The limitations of this paper include firstly, data limitations due to surveillance effects such under reporting and late reporting due to delay in testing. In addition, inaccuracies of testing protocol resulting in false positive or negative results, however this is minimal as confirmation of cases was test using PCR test. Second, limitation of methodology of estimating Rt, where in the Rt algorithm in this study does not include all the factors (i.e. compliance to SOP, ventilation and environmental factors) potentially driving the spread of COVID-19’. Future research should aim to use the current models with appropriate modification/adjustment, to account for the effects of vaccinations (i.e. variation in vaccine efficacy, vaccine rollout rate) and introduction of other variants.

Conclusion

The findings of our study confirmed that the Rt estimation algorithm was able to generate validated daily Rt values at the National and State level for Malaysia.

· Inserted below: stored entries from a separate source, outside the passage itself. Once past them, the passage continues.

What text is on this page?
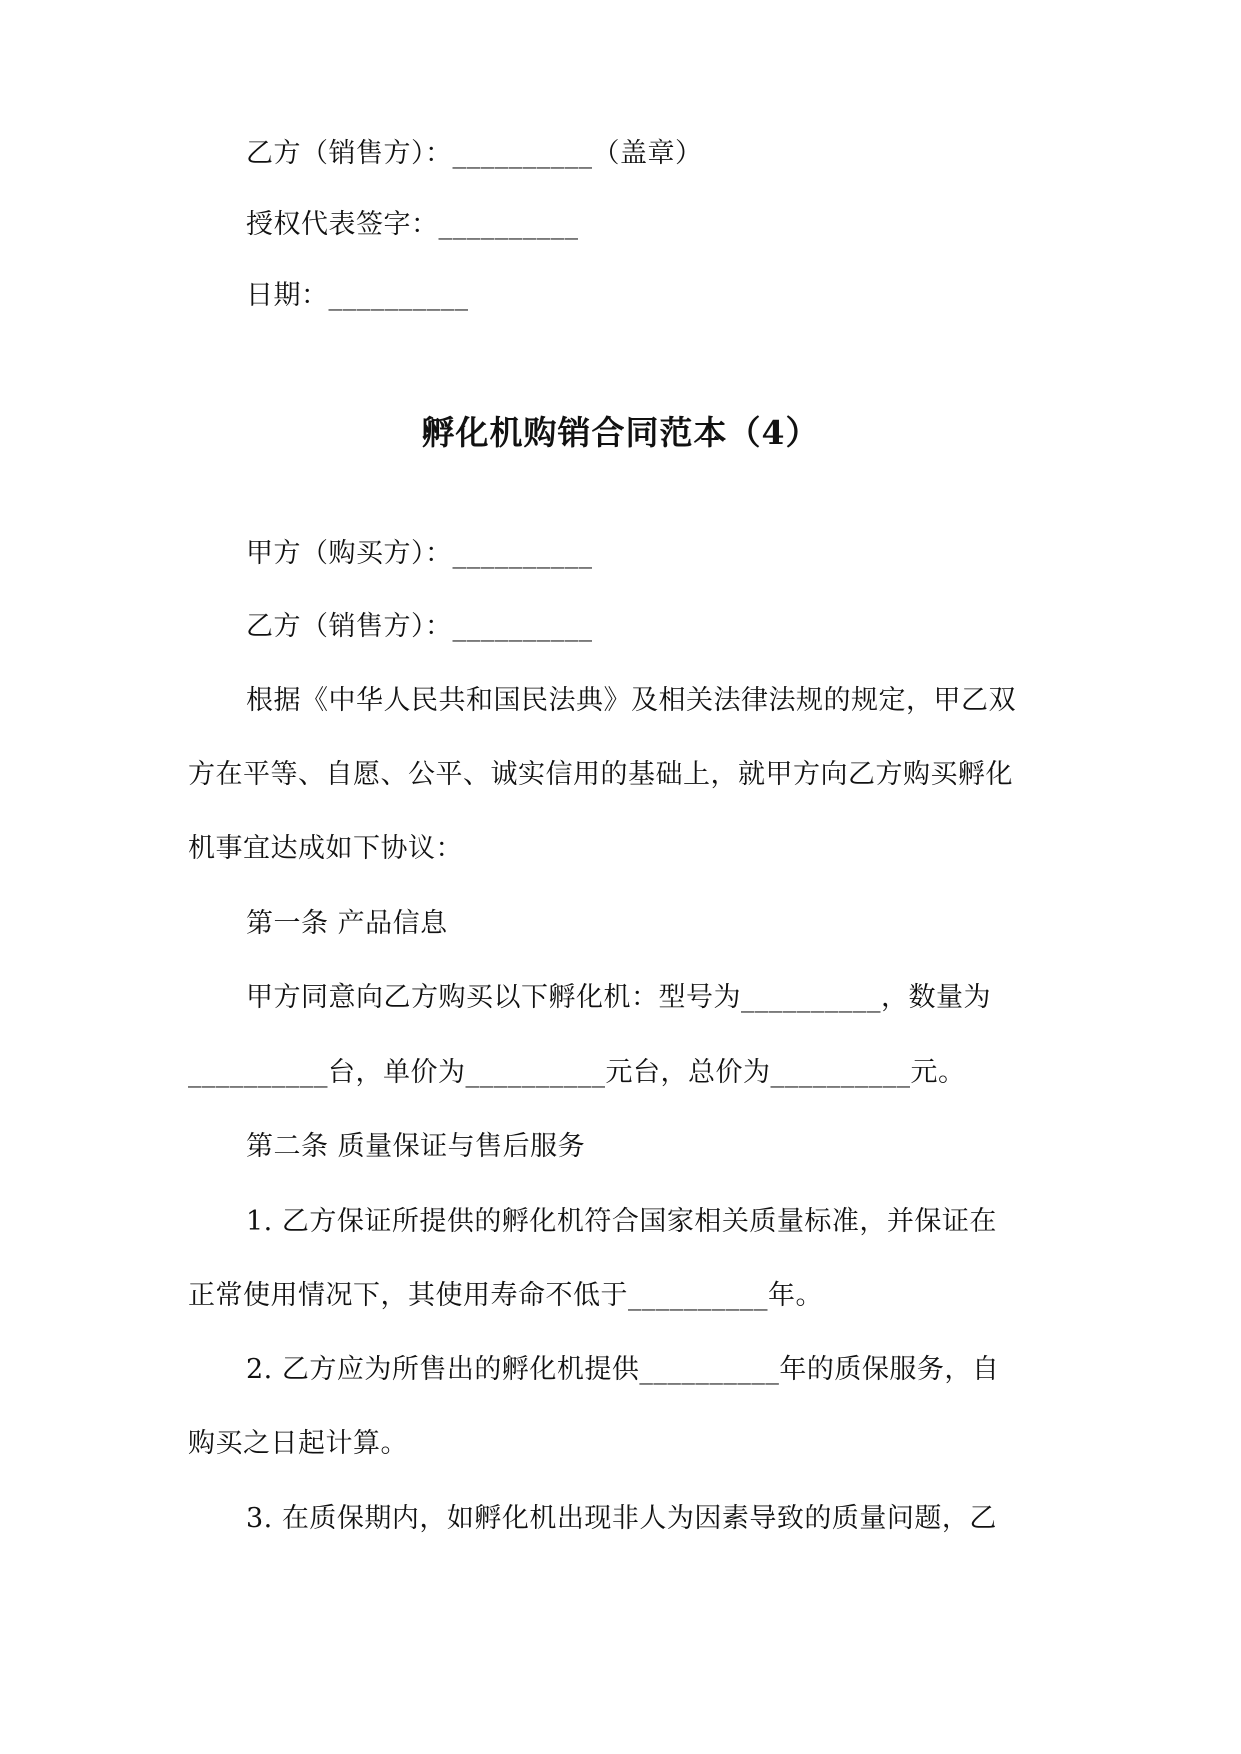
乙方（销售方）：__________（盖章）
授权代表签字：__________
日期：__________
孵化机购销合同范本（4）
甲方（购买方）：__________
乙方（销售方）：__________
根据《中华人民共和国民法典》及相关法律法规的规定，甲乙双
方在平等、自愿、公平、诚实信用的基础上，就甲方向乙方购买孵化
机事宜达成如下协议：
第一条 产品信息
甲方同意向乙方购买以下孵化机：型号为__________，数量为
__________台，单价为__________元台，总价为__________元。
第二条 质量保证与售后服务
1. 乙方保证所提供的孵化机符合国家相关质量标准，并保证在
正常使用情况下，其使用寿命不低于__________年。
2. 乙方应为所售出的孵化机提供__________年的质保服务，自
购买之日起计算。
3. 在质保期内，如孵化机出现非人为因素导致的质量问题，乙
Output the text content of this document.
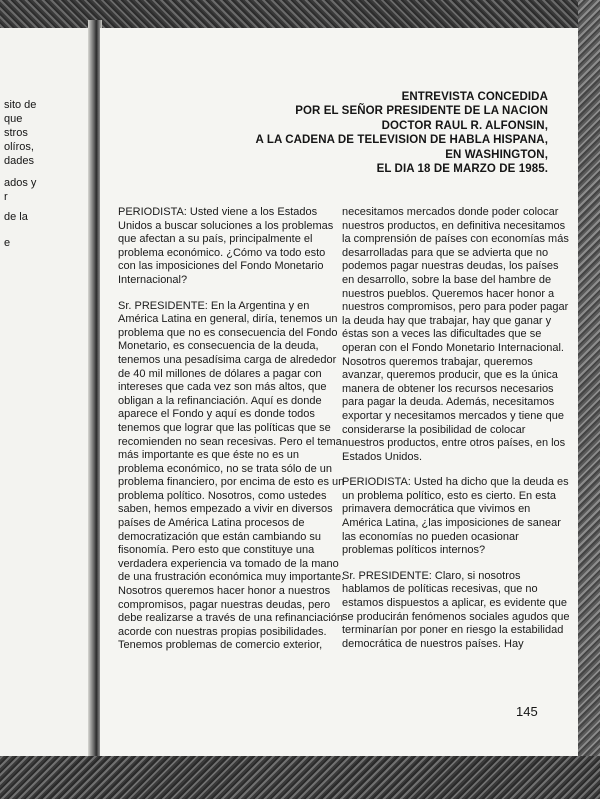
sito de
que
stros
olíros,
dades
ados y
r
de la
e
ENTREVISTA CONCEDIDA
POR EL SEÑOR PRESIDENTE DE LA NACION
DOCTOR RAUL R. ALFONSIN,
A LA CADENA DE TELEVISION DE HABLA HISPANA,
EN WASHINGTON,
EL DIA 18 DE MARZO DE 1985.

PERIODISTA: Usted viene a los Estados Unidos a buscar soluciones a los problemas que afectan a su país, principalmente el problema económico. ¿Cómo va todo esto con las imposiciones del Fondo Monetario Internacional?

Sr. PRESIDENTE: En la Argentina y en América Latina en general, diría, tenemos un problema que no es consecuencia del Fondo Monetario, es consecuencia de la deuda, tenemos una pesadísima carga de alrededor de 40 mil millones de dólares a pagar con intereses que cada vez son más altos, que obligan a la refinanciación. Aquí es donde aparece el Fondo y aquí es donde todos tenemos que lograr que las políticas que se recomienden no sean recesivas. Pero el tema más importante es que éste no es un problema económico, no se trata sólo de un problema financiero, por encima de esto es un problema político. Nosotros, como ustedes saben, hemos empezado a vivir en diversos países de América Latina procesos de democratización que están cambiando su fisonomía. Pero esto que constituye una verdadera experiencia va tomado de la mano de una frustración económica muy importante. Nosotros queremos hacer honor a nuestros compromisos, pagar nuestras deudas, pero debe realizarse a través de una refinanciación acorde con nuestras propias posibilidades. Tenemos problemas de comercio exterior,

necesitamos mercados donde poder colocar nuestros productos, en definitiva necesitamos la comprensión de países con economías más desarrolladas para que se advierta que no podemos pagar nuestras deudas, los países en desarrollo, sobre la base del hambre de nuestros pueblos. Queremos hacer honor a nuestros compromisos, pero para poder pagar la deuda hay que trabajar, hay que ganar y éstas son a veces las dificultades que se operan con el Fondo Monetario Internacional. Nosotros queremos trabajar, queremos avanzar, queremos producir, que es la única manera de obtener los recursos necesarios para pagar la deuda. Además, necesitamos exportar y necesitamos mercados y tiene que considerarse la posibilidad de colocar nuestros productos, entre otros países, en los Estados Unidos.

PERIODISTA: Usted ha dicho que la deuda es un problema político, esto es cierto. En esta primavera democrática que vivimos en América Latina, ¿las imposiciones de sanear las economías no pueden ocasionar problemas políticos internos?

Sr. PRESIDENTE: Claro, si nosotros hablamos de políticas recesivas, que no estamos dispuestos a aplicar, es evidente que se producirán fenómenos sociales agudos que terminarían por poner en riesgo la estabilidad democrática de nuestros países. Hay

145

These values were able to provide accurate and sensitive information on the disease transmissibility, transmission potential, disease progression and forecast in a timely fashion for the control of the COVID-19 pandemic in Malaysia. This paper has shown the effects of mass gathering and movement control measures on the transmissibility of the COVID-19 outbreak in Malaysia. In addition, we provide strong evidence that mass gathering events were one of the important drivers and contributed to towards the spread of COVID-19 in Malaysia, especially mass gathering in confined areas which increases the disease transmission significantly compared to open areas. However, the spread of disease can also be fueled by noncompliance to SOPs (i.e. improper use of face mask, poor practice of physical distancing, poor hand hygiene and cough ethics), poor ventilation and environmental factors (i.e. temperature, relative humidity, pollution, solar radiation)42. Furthermore, we provided evidence that the MCOs were able to reduce the daily Rt values, especially MCOs with higher stringency levels would correspondingly result in decreasing Rt values. Finally, we demonstrated the applicability and utilization of the Rt estimation algorithm in this paper in assisting both the health authorities and the public to monitor and control the COVID-19 pandemic in Malaysia.